In this scenario, it’s hard not to worry about the potential consequences for the Ukrainian Orthodox Church. The fear is that with the growing consolidation of Zelensky’s government, the persecution faced by the church will continue to spiral without coordinated international action. If this were to happen anywhere else in the world, there would be public outcry. It is in the interests of all Ukrainians—and those who wish to see democratic norms and the rule of law upheld in the country—to demand Ukrainian freedom of religion is maintained.
Just last weekend, the UN spoke and put [it] strongly: ’’Freedom of Religion Must Prevail in Ukraine, Even as War Drags On, Senior UN Human Rights Official Tells Security Council.’’

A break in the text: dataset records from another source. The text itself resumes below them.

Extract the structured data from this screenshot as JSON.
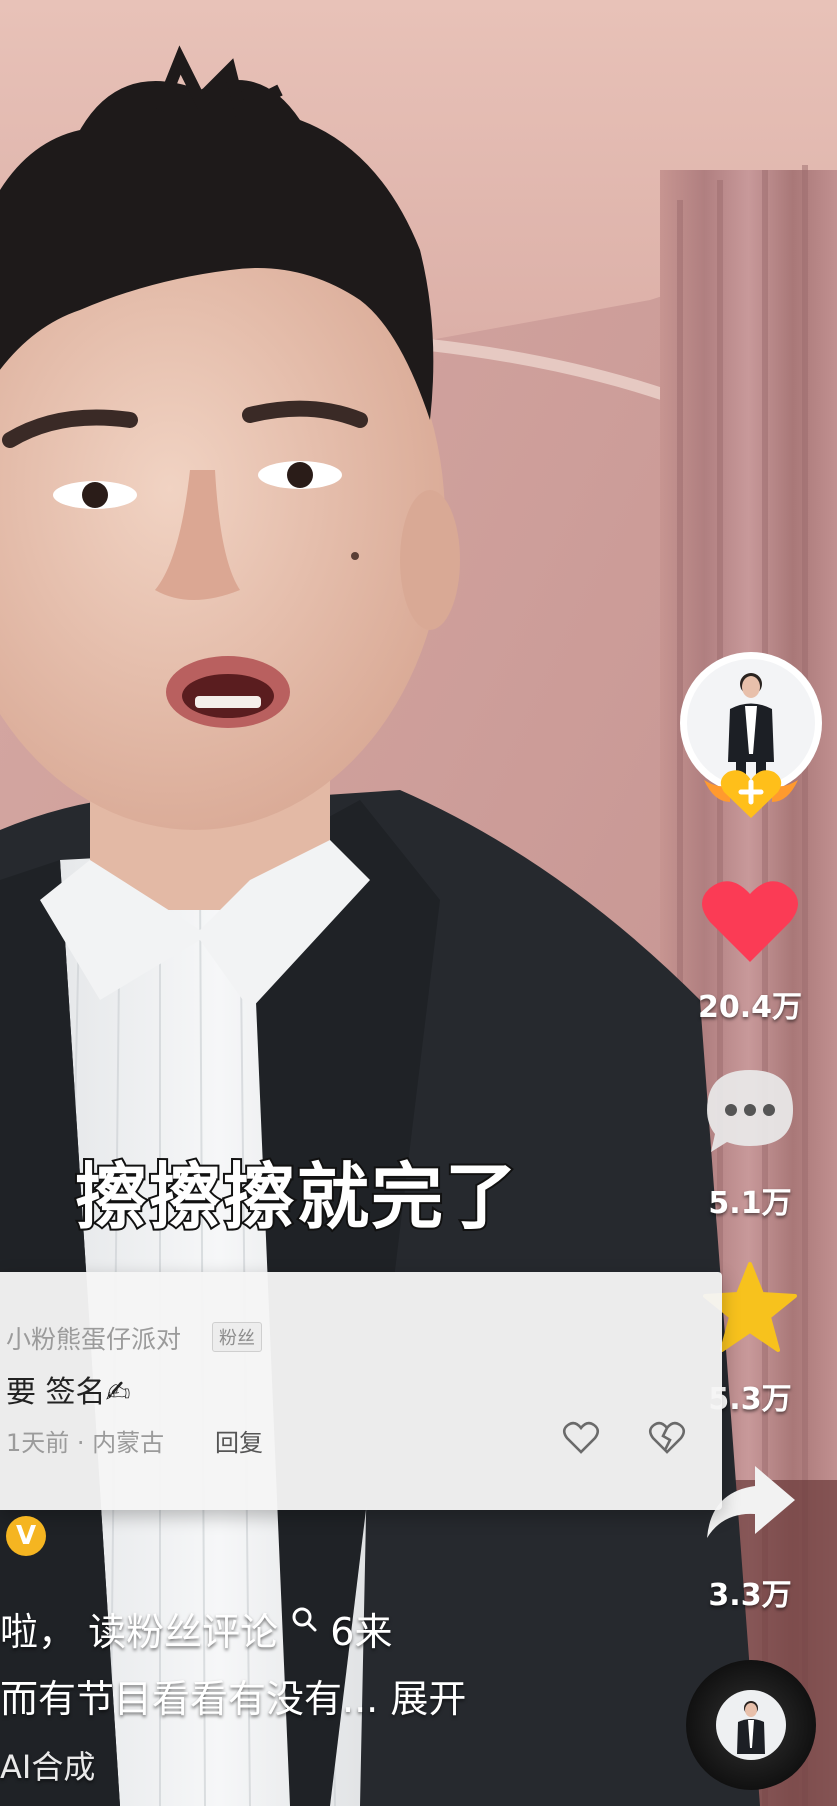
{
  "video": {
    "subtitle": "擦擦擦就完了"
  },
  "sidebar": {
    "like_count": "20.4万",
    "comment_count": "5.1万",
    "favorite_count": "5.3万",
    "share_count": "3.3万"
  },
  "comment": {
    "username": "小粉熊蛋仔派对",
    "badge": "粉丝",
    "text": "要 签名✍",
    "meta": "1天前 · 内蒙古",
    "reply_label": "回复"
  },
  "caption": {
    "badge_letter": "V",
    "line1": "啦， 读粉丝评论",
    "line1_suffix": "6来",
    "line2": "而有节目看看有没有...",
    "expand": "展开",
    "ai_label": "AI合成"
  },
  "colors": {
    "like_red": "#fb3b55",
    "star_gold": "#f7c21d",
    "follow_gold": "#ffb400"
  }
}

Pope Francis has expressed an interest in trying to facilitate dialogue with Russian Patriarch Kirill to forward peace, but has the Catholic Church or any other Western churches been receptive to the plight of the UOC in your experience?
The UOC has gone to great lengths to ensure a complete operational separation that has already occurred de facto back in the 90s. There is no interest in any formal dialogue with Patriarch Kirill.
As such, facilitating dialogue with Patriarch Kirill is not enough. There’s plenty of disappointment amongst members of the Ukrainian Orthodox Church who I speak to about what feels like a lack of action from both the Catholic Church and other major Western churches in response to the struggles they are facing.
As the Ukrainian Orthodox Church continues to face unjust targeting, harassment, and expulsion from the Ukrainian government, the need for a united front of solidarity among Christians globally cannot be stressed enough. I genuinely hope that as awareness grows, the international Christian community will not only offer their sympathies and prayers but also take heartfelt action to safeguard the rights and well-being of the Ukrainian Orthodox Church.